Is there a meaningful difference between reproducing the work and giving a summary? Because I’ll absolutely be using AI to filter all the editorial garbage out of news, setup and trained myself to surface what is meaningful to me stripped of all advertising, sponsorships, and detectable bias

[–] RickRussell_CA@beehaw.org 7 points 1 year ago (1 children)

When you figure out how to train an AI without bias, let us know.

[–] RandoCalrandian@kbin.social 6 points 1 year ago (3 children)

You’re confusing ai with chatgpt, but to answer your question: if it’s my own bias, why would I care that it’s in my personal ai? That’s kind of the point: using my personal lens (bias) to determine what info I would be interested in being alerted of

[–] RaleighEnt@kbin.social 6 points 1 year ago

oooh I dunno man having an AI feed you shit based on what fits your personal biases is basically what social media already does and I do not think that's something we need more of.
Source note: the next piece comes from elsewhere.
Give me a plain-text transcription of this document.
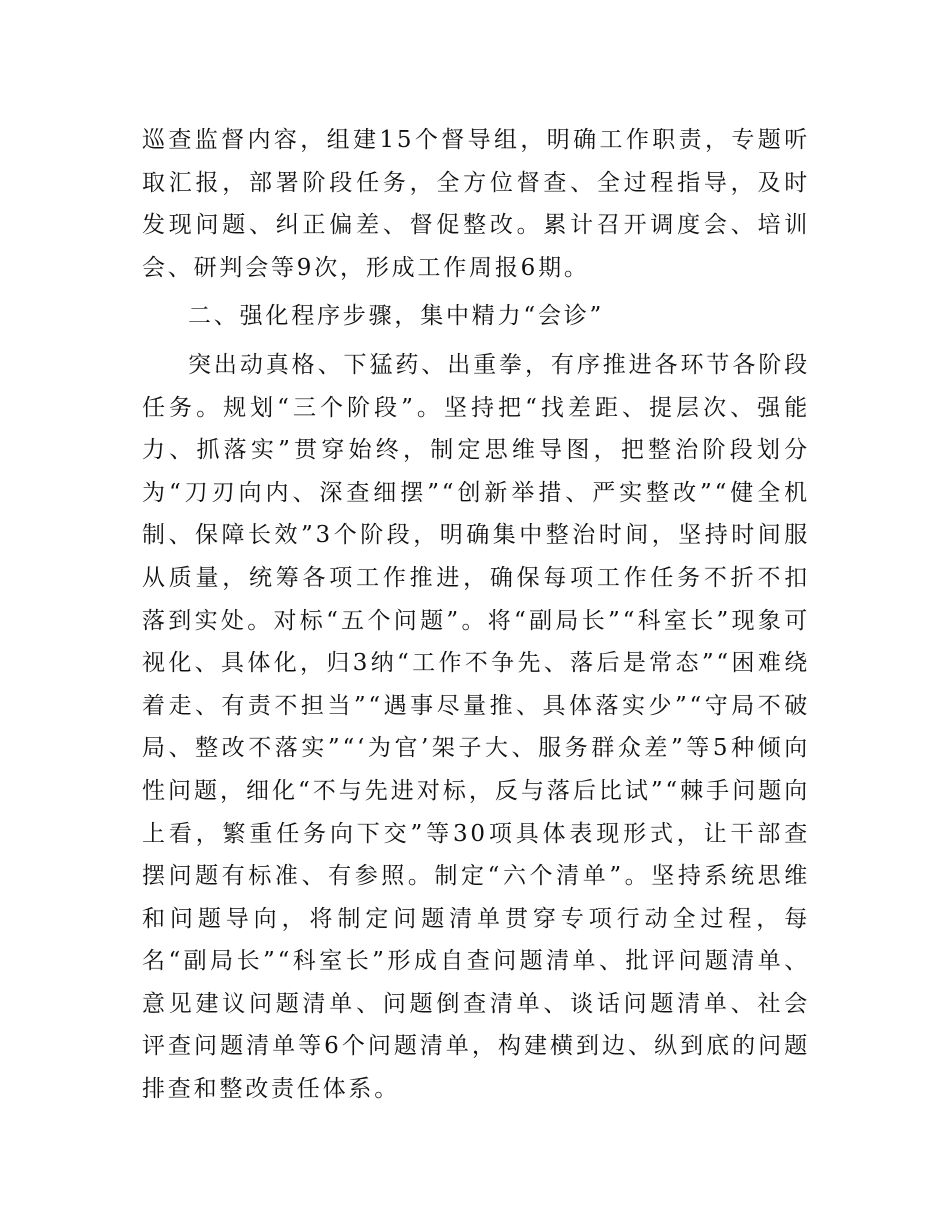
巡查监督内容，组建15个督导组，明确工作职责，专题听取汇报，部署阶段任务，全方位督查、全过程指导，及时发现问题、纠正偏差、督促整改。累计召开调度会、培训会、研判会等9次，形成工作周报6期。

二、强化程序步骤，集中精力“会诊”

突出动真格、下猛药、出重拳，有序推进各环节各阶段任务。规划“三个阶段”。坚持把“找差距、提层次、强能力、抓落实”贯穿始终，制定思维导图，把整治阶段划分为“刀刃向内、深查细摆”“创新举措、严实整改”“健全机制、保障长效”3个阶段，明确集中整治时间，坚持时间服从质量，统筹各项工作推进，确保每项工作任务不折不扣落到实处。对标“五个问题”。将“副局长”“科室长”现象可视化、具体化，归3纳“工作不争先、落后是常态”“困难绕着走、有责不担当”“遇事尽量推、具体落实少”“守局不破局、整改不落实”“‘为官’架子大、服务群众差”等5种倾向性问题，细化“不与先进对标，反与落后比试”“棘手问题向上看，繁重任务向下交”等30项具体表现形式，让干部查摆问题有标准、有参照。制定“六个清单”。坚持系统思维和问题导向，将制定问题清单贯穿专项行动全过程，每名“副局长”“科室长”形成自查问题清单、批评问题清单、意见建议问题清单、问题倒查清单、谈话问题清单、社会评查问题清单等6个问题清单，构建横到边、纵到底的问题排查和整改责任体系。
[–] Ilandar@aussie.zone 5 points 1 year ago

You’re confusing ai with chatgpt

?????????

[–] Tarte@kbin.social 5 points 1 year ago* (last edited 1 year ago)

I have yet to find an LLM that can summarize a text without errors. I already mentioned this in another post a few days back, but Google‘s new search preview is driving me mad with all the hidden factual errors. They make me click only to realize that the LLM told me what I wanted to find, not what is there (wrong names, wrong dates, etc.).

I greatly prefer the old excerpt summaries over the new imaginary ones (they‘re currently A/B testing).